Furthermore, in the kit tab you can easily switch to editor mode and easily tweak the velocity layers of the kit itself. Furthermore, you can add your own samples or mix and match the large number of kits given to make your own custom kits. So you could build your own kit from scratch, using your own as well as the provided samples. The pads themselves can be renamed accordingly.


The best bit of news is that the developers are quite responsive to bugs, as I reported a few and an update was released within the week to counter these issues. Furthermore, one of the best features of DrumCore 3 missing here, the Gabrielizer, will be added in an update in version 4, bringing an extra layer of fun to an already great software.

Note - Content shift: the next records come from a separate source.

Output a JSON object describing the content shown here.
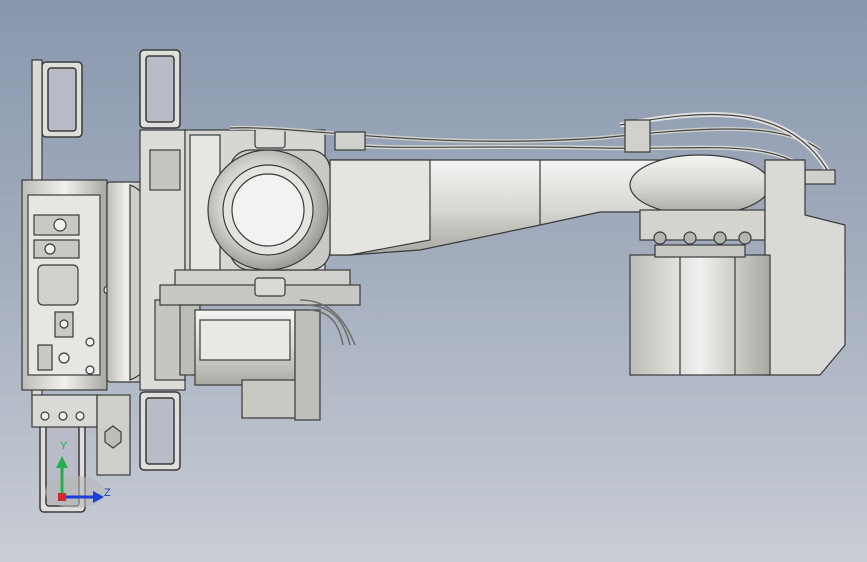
{
  "viewport": {
    "background_top": "#8997ad",
    "background_bottom": "#c9cdd5"
  },
  "model": {
    "name": "robot-arm-assembly",
    "view": "side"
  },
  "triad": {
    "x_color": "#d12a2a",
    "y_color": "#22b14c",
    "z_color": "#1d3fd9",
    "y_label": "Y",
    "z_label": "Z"
  }
}
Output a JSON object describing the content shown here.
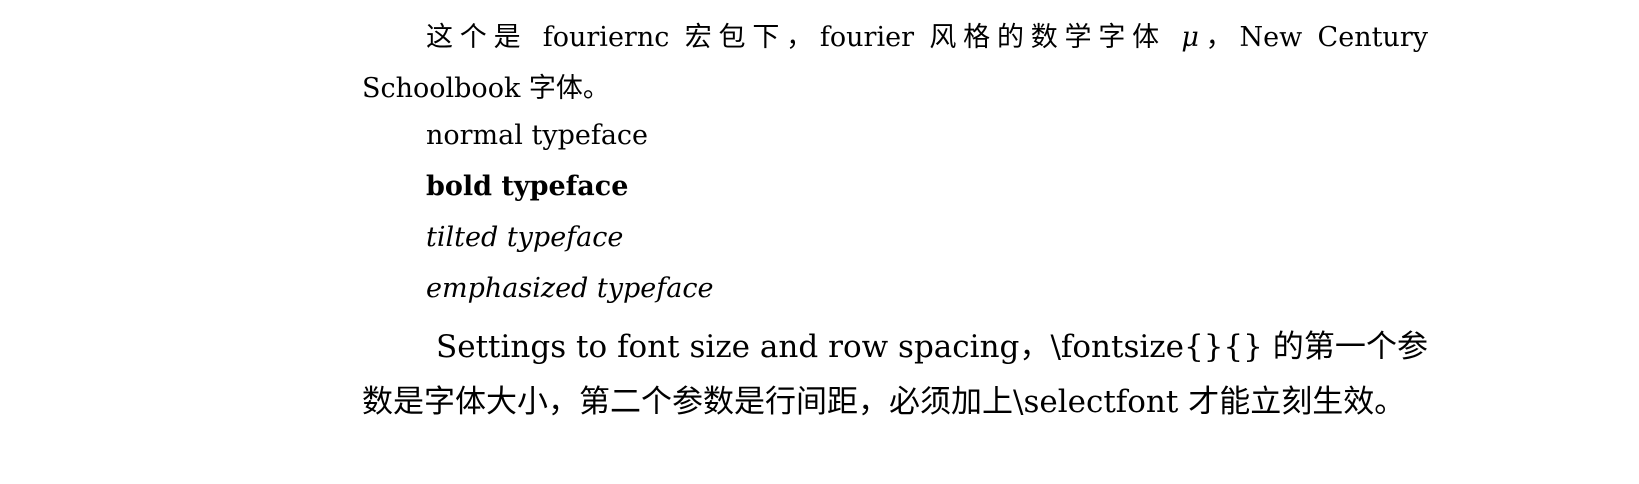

My main criticism is with the download-as-you-go model itself, which basically forces you to be connected to the internet continuously and wait while the groove that you want to test or use is downloaded. I have a decent net connection, but it still involved a lot of waiting. A better option would be the ability to download all your purchased content in one go, with a progress bar (like most of the competition). The other criticism is the occasional stability issues, which will hopefully be ironed out in the next few updates.

 

Conclusion

I would say both of these software titles fulfil a niche of their own. RealiDrums 2 is more for quick and dirty drums that work for jamming and recorded songs, and does it fast. DrumCore 4 works more as a one stop acoustic groove solution, where you after more control and a lot signature styles in the loops themselves. Both could be improved as mentioned above, but as it stands, it will be your requirements that will dictate which of the two tickles your fancy more. There certainly is stiff competition with a lot of great drum software out there, but the celebrity drummer audio loops aspect of DrumCore 4 makes it considerably unique, while RealiDrums’ complexity sliders also reduce the competition significantly. Note: The level of sampling detail is similar for both titles, and could have benefited from quadruple the number of velocity layers and round robins, but I may actually be mad in that regard and am getting myself diagnosed.